The History of Translation and Translators in the Ottoman Empire
Germanistik in der Türkei, Bd. 25
Mehmet Tahir Öncü, Ayla Akın, Ahu Selin Erkul Yağcı (Eds.)
185 pages, year of publication: 2023
price: 43.00 €
The Ottoman Empire covered a vast territory for more than five centuries and was therefore a multi-ethnic and multicultural state from the very beginning. Due to the need to negotiate military, political and economic matters both within and outside its borders, the state relied on the services of interpreters. However, despite the multicultural and linguistically diverse communication in the Ottoman Empire, the practice of translation was not formally institutionalised by the state. Until the modernisation efforts of the 18th century, translation was mainly seen as a facilitating or ancillary activity in the diplomatic context.

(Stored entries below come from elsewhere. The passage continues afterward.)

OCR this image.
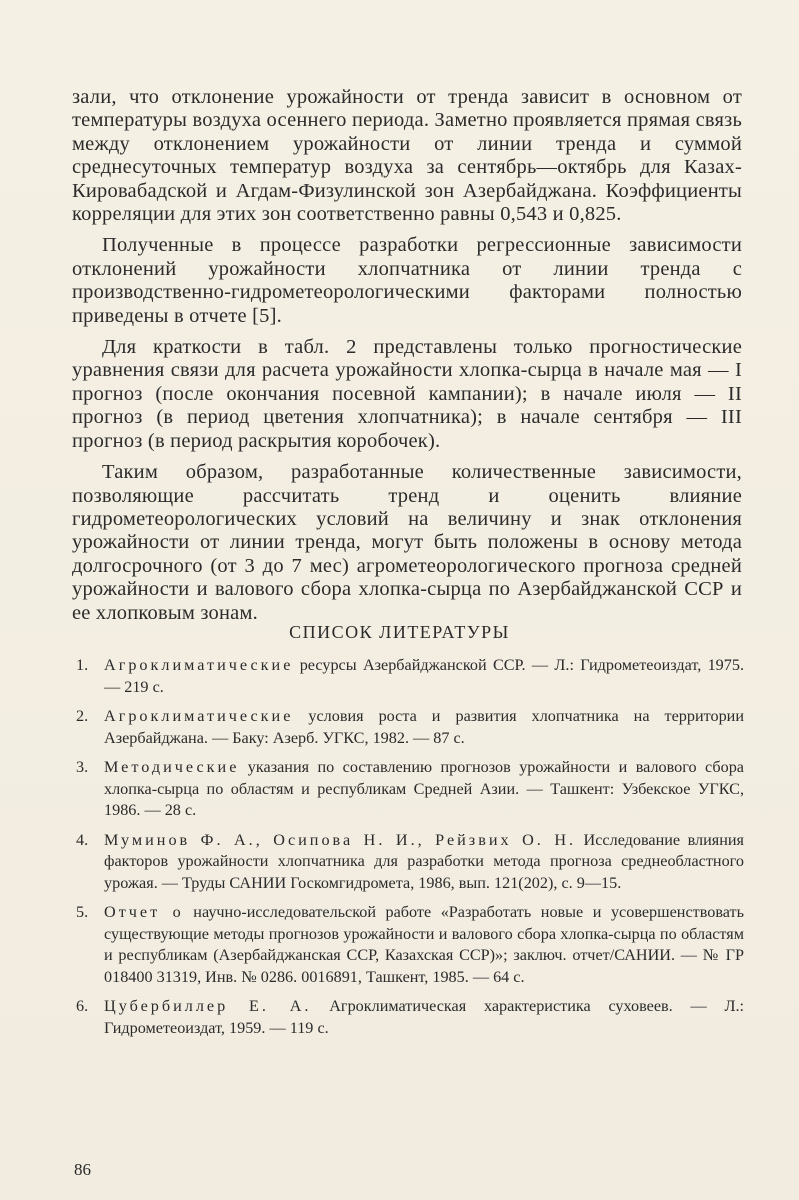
зали, что отклонение урожайности от тренда зависит в основном от температуры воздуха осеннего периода. Заметно проявляется прямая связь между отклонением урожайности от линии тренда и суммой среднесуточных температур воздуха за сентябрь—октябрь для Казах-Кировабадской и Агдам-Физулинской зон Азербайджана. Коэффициенты корреляции для этих зон соответственно равны 0,543 и 0,825.

Полученные в процессе разработки регрессионные зависимости отклонений урожайности хлопчатника от линии тренда с производственно-гидрометеорологическими факторами полностью приведены в отчете [5].

Для краткости в табл. 2 представлены только прогностические уравнения связи для расчета урожайности хлопка-сырца в начале мая — I прогноз (после окончания посевной кампании); в начале июля — II прогноз (в период цветения хлопчатника); в начале сентября — III прогноз (в период раскрытия коробочек).

Таким образом, разработанные количественные зависимости, позволяющие рассчитать тренд и оценить влияние гидрометеорологических условий на величину и знак отклонения урожайности от линии тренда, могут быть положены в основу метода долгосрочного (от 3 до 7 мес) агрометеорологического прогноза средней урожайности и валового сбора хлопка-сырца по Азербайджанской ССР и ее хлопковым зонам.

СПИСОК ЛИТЕРАТУРЫ
1. Агроклиматические ресурсы Азербайджанской ССР. — Л.: Гидрометеоиздат, 1975. — 219 с.
2. Агроклиматические условия роста и развития хлопчатника на территории Азербайджана. — Баку: Азерб. УГКС, 1982. — 87 с.
3. Методические указания по составлению прогнозов урожайности и валового сбора хлопка-сырца по областям и республикам Средней Азии. — Ташкент: Узбекское УГКС, 1986. — 28 с.
4. Муминов Ф. А., Осипова Н. И., Рейзвих О. Н. Исследование влияния факторов урожайности хлопчатника для разработки метода прогноза среднеобластного урожая. — Труды САНИИ Госкомгидромета, 1986, вып. 121(202), с. 9—15.
5. Отчет о научно-исследовательской работе «Разработать новые и усовершенствовать существующие методы прогнозов урожайности и валового сбора хлопка-сырца по областям и республикам (Азербайджанская ССР, Казахская ССР)»; заключ. отчет/САНИИ. — № ГР 018400 31319, Инв. № 0286. 0016891, Ташкент, 1985. — 64 с.
6. Цубербиллер Е. А. Агроклиматическая характеристика суховеев. — Л.: Гидрометеоиздат, 1959. — 119 с.
86
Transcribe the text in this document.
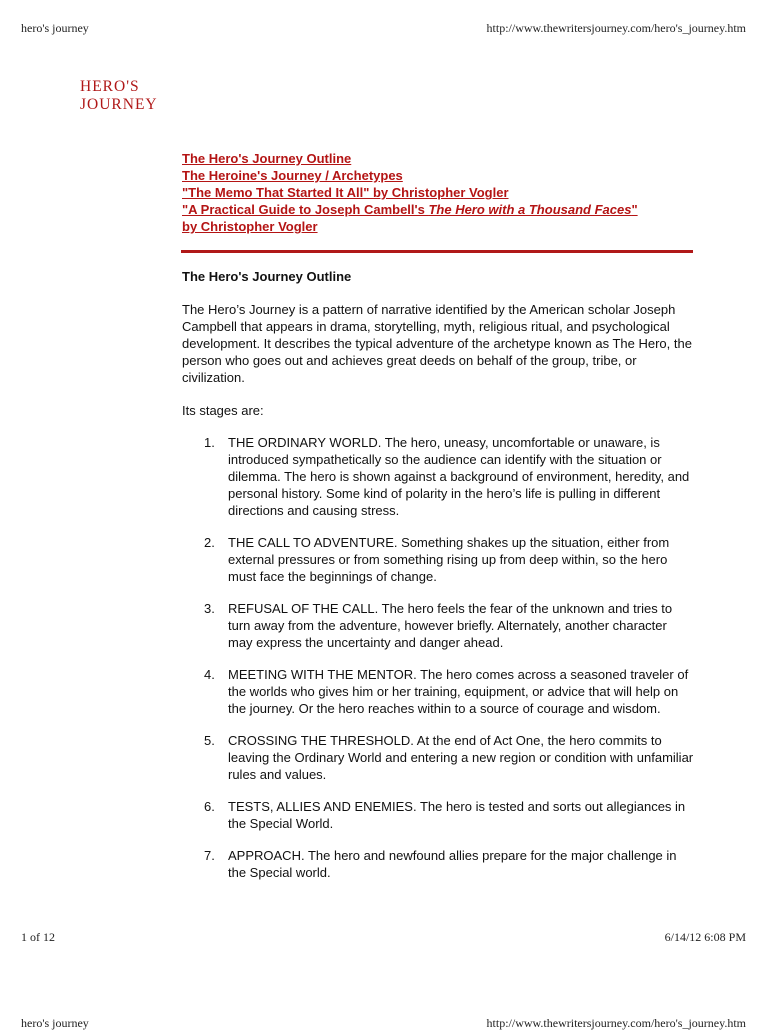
hero's journey	http://www.thewritersjourney.com/hero's_journey.htm
HERO'S
JOURNEY
The Hero's Journey Outline
The Heroine's Journey / Archetypes
"The Memo That Started It All" by Christopher Vogler
"A Practical Guide to Joseph Cambell's The Hero with a Thousand Faces"
by Christopher Vogler
The Hero's Journey Outline

The Hero’s Journey is a pattern of narrative identified by the American scholar Joseph Campbell that appears in drama, storytelling, myth, religious ritual, and psychological development. It describes the typical adventure of the archetype known as The Hero, the person who goes out and achieves great deeds on behalf of the group, tribe, or civilization.

Its stages are:

1. THE ORDINARY WORLD. The hero, uneasy, uncomfortable or unaware, is introduced sympathetically so the audience can identify with the situation or dilemma. The hero is shown against a background of environment, heredity, and personal history. Some kind of polarity in the hero’s life is pulling in different directions and causing stress.
2. THE CALL TO ADVENTURE. Something shakes up the situation, either from external pressures or from something rising up from deep within, so the hero must face the beginnings of change.
3. REFUSAL OF THE CALL. The hero feels the fear of the unknown and tries to turn away from the adventure, however briefly. Alternately, another character may express the uncertainty and danger ahead.
4. MEETING WITH THE MENTOR. The hero comes across a seasoned traveler of the worlds who gives him or her training, equipment, or advice that will help on the journey. Or the hero reaches within to a source of courage and wisdom.
5. CROSSING THE THRESHOLD. At the end of Act One, the hero commits to leaving the Ordinary World and entering a new region or condition with unfamiliar rules and values.
6. TESTS, ALLIES AND ENEMIES. The hero is tested and sorts out allegiances in the Special World.
7. APPROACH. The hero and newfound allies prepare for the major challenge in the Special world.
1 of 12	6/14/12 6:08 PM
hero's journey	http://www.thewritersjourney.com/hero's_journey.htm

The primary aim of this collection is to comprehensively analyse and define interpreting and translating activities within the Ottoman Empire. Particular attention is paid to the reasons for the lack of institutional structure and the impact of this lack of structure on the practice of translation. It also identifies individual actors, especially those who acted as language and cultural mediators and thus provided important services to the Ottoman Empire. By examining interpreting and translating activities and the agents involved in them, this research contributes to a deeper understanding of the role of language mediation in the Ottoman Empire and the importance of this issue in the context of Ottoman history.